Friday night at Vidiots in Eagle Rock, CA a sold out crowd of filmgoers got to experience a new genre in non-fiction: a generative documentary.
Having premiered at Sundance and now on a tour of screenings, Gary Hustwit (Helvetica, Objectified) now shared with us here in LA, Eno, his collaboration with legendary music producer Bryan Eno covering the musician’s career and immersing in the icon’s fascinating creative process.
The production involved 2 years of combing through 500+ hours of personal archives, and 50 hours of interviews conducted over 3 years. But these bits were the straightforward parts.
What will put this film in the history books is the radically novel approach to directing, editing and distribution. Hustwit collaborated with artist Brendan Dawes to program software they’ve named “Brain One”, an anagram for Brian Eno. Although the word “generate” these days implies AI, this is instead a code-based decision tree designed to generate a new edit of the film every time it is screened.
Before the film started Hustwit told the audience, “We are the only people in the world who will ever see this film”.
He and his team began innovating this technology 5 or so years ago when he had been musing “why do films have to be the same every time we watch them?” He wondered how instead they could be more performative, like how a band performs music differently each time you see them.

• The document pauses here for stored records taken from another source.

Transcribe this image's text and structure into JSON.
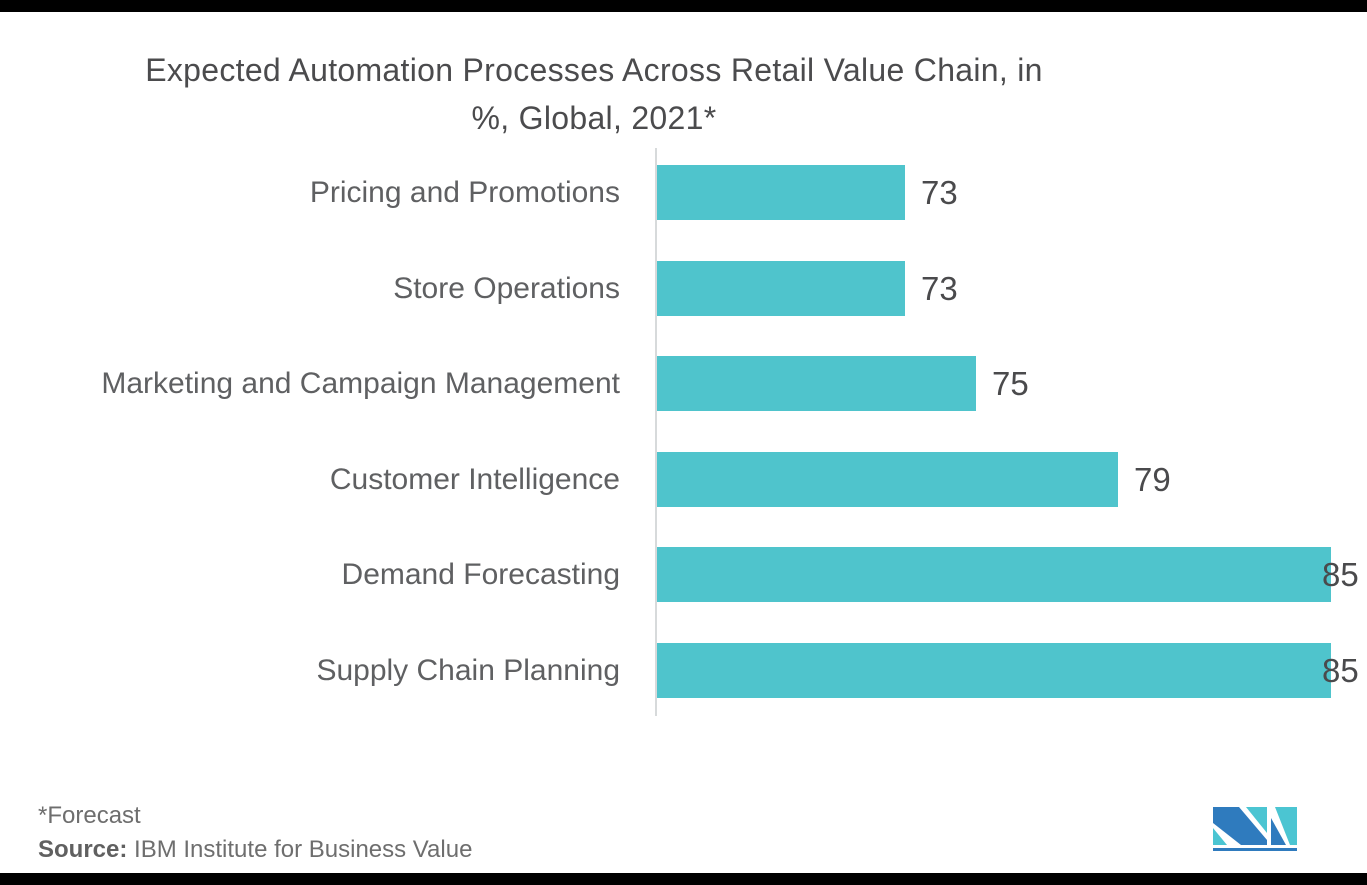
{
  "chart_data": {
    "type": "bar",
    "orientation": "horizontal",
    "title": "Expected Automation Processes Across Retail Value Chain, in %, Global, 2021*",
    "title_lines": [
      "Expected Automation Processes Across Retail Value Chain, in",
      "%, Global, 2021*"
    ],
    "categories": [
      "Pricing and Promotions",
      "Store Operations",
      "Marketing and Campaign Management",
      "Customer Intelligence",
      "Demand Forecasting",
      "Supply Chain Planning"
    ],
    "values": [
      73,
      73,
      75,
      79,
      85,
      85
    ],
    "unit": "%",
    "xlim": [
      66,
      85
    ],
    "grid": false,
    "legend": false,
    "bar_color": "#4fc4cc",
    "value_label_color": "#4a4a4c",
    "category_label_color": "#5f6062"
  },
  "footer": {
    "note": "*Forecast",
    "source_label": "Source:",
    "source_text": "IBM Institute for Business Value"
  },
  "logo": {
    "name": "Mordor Intelligence MI logo",
    "blue": "#2f7bbe",
    "teal": "#4bc5d2"
  },
  "colors": {
    "background": "#ffffff",
    "title_text": "#4b4b4d",
    "axis_line": "#d7dadb",
    "border_strips": "#000000"
  }
}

This instinct aligned with the film’s subject, as Eno had turned down many efforts to participate in a biopic before from other filmmakers including Hustwit himself. It was when Hustwit re-pitched the effort as being an expression of this new generative technology that Eno enthusiastically agreed in the name of doing something original and more in the spirit of his own creative music making process.

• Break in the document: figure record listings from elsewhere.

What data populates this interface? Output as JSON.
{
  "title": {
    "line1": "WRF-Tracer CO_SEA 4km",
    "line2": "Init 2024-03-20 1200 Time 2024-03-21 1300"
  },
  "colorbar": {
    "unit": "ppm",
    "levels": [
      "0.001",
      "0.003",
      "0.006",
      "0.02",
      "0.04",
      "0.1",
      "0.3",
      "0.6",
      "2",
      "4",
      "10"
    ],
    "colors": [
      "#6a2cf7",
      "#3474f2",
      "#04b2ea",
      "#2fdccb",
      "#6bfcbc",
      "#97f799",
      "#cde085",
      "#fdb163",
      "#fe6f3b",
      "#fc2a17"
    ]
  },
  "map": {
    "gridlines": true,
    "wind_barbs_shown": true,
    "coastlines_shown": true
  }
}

In the Q&A after, Hustwit explained you might have to watch the film 4-5 times to really see most of the content he produced. The technology is designed around a series of randomized outlines that divert in different directions at specified forks to differently sorted scenes and sections of content making each viewing experience one of a kind.
“The whole approach is not about me exerting a directorial vision”. It’s about “surrendering control to the system. When the film can make itself.”
For this particular technology it’s helpful the film is about one subject who does all the talking so the skipping around isn’t really that jarring and in this case the stream of consciousness musings are very in line with the spirit of Bryan Eno’s “oblique strategies” of art creation. The viewer is very much piecing together their own meaning to extract as Eno does when making a song.
Unlike the crop of Gen AI tools that are populating social feeds this technology isn’t readily available and its utility is different from the more purely creative tools like Midjourney or Runway. We’re in a different category here and to a degree this one of a kind deliverable almost reminds me more of NFTs and their premium placed on scarcity and rarity.
Besides being a unique cinematic experience, what also excites me is how this new experiment of technology + storytelling allowing us to challenge assumptions of how a film gets made, how a director relates to their Final Cut, how an audience interacts with the experience. I wonder what other things are also ripe for reinvention as these tools get into the hands of other creators.
Side A I Side B I Side C for films.. In progress. Looking forward to this..
This is so cool! Bummed I missed this!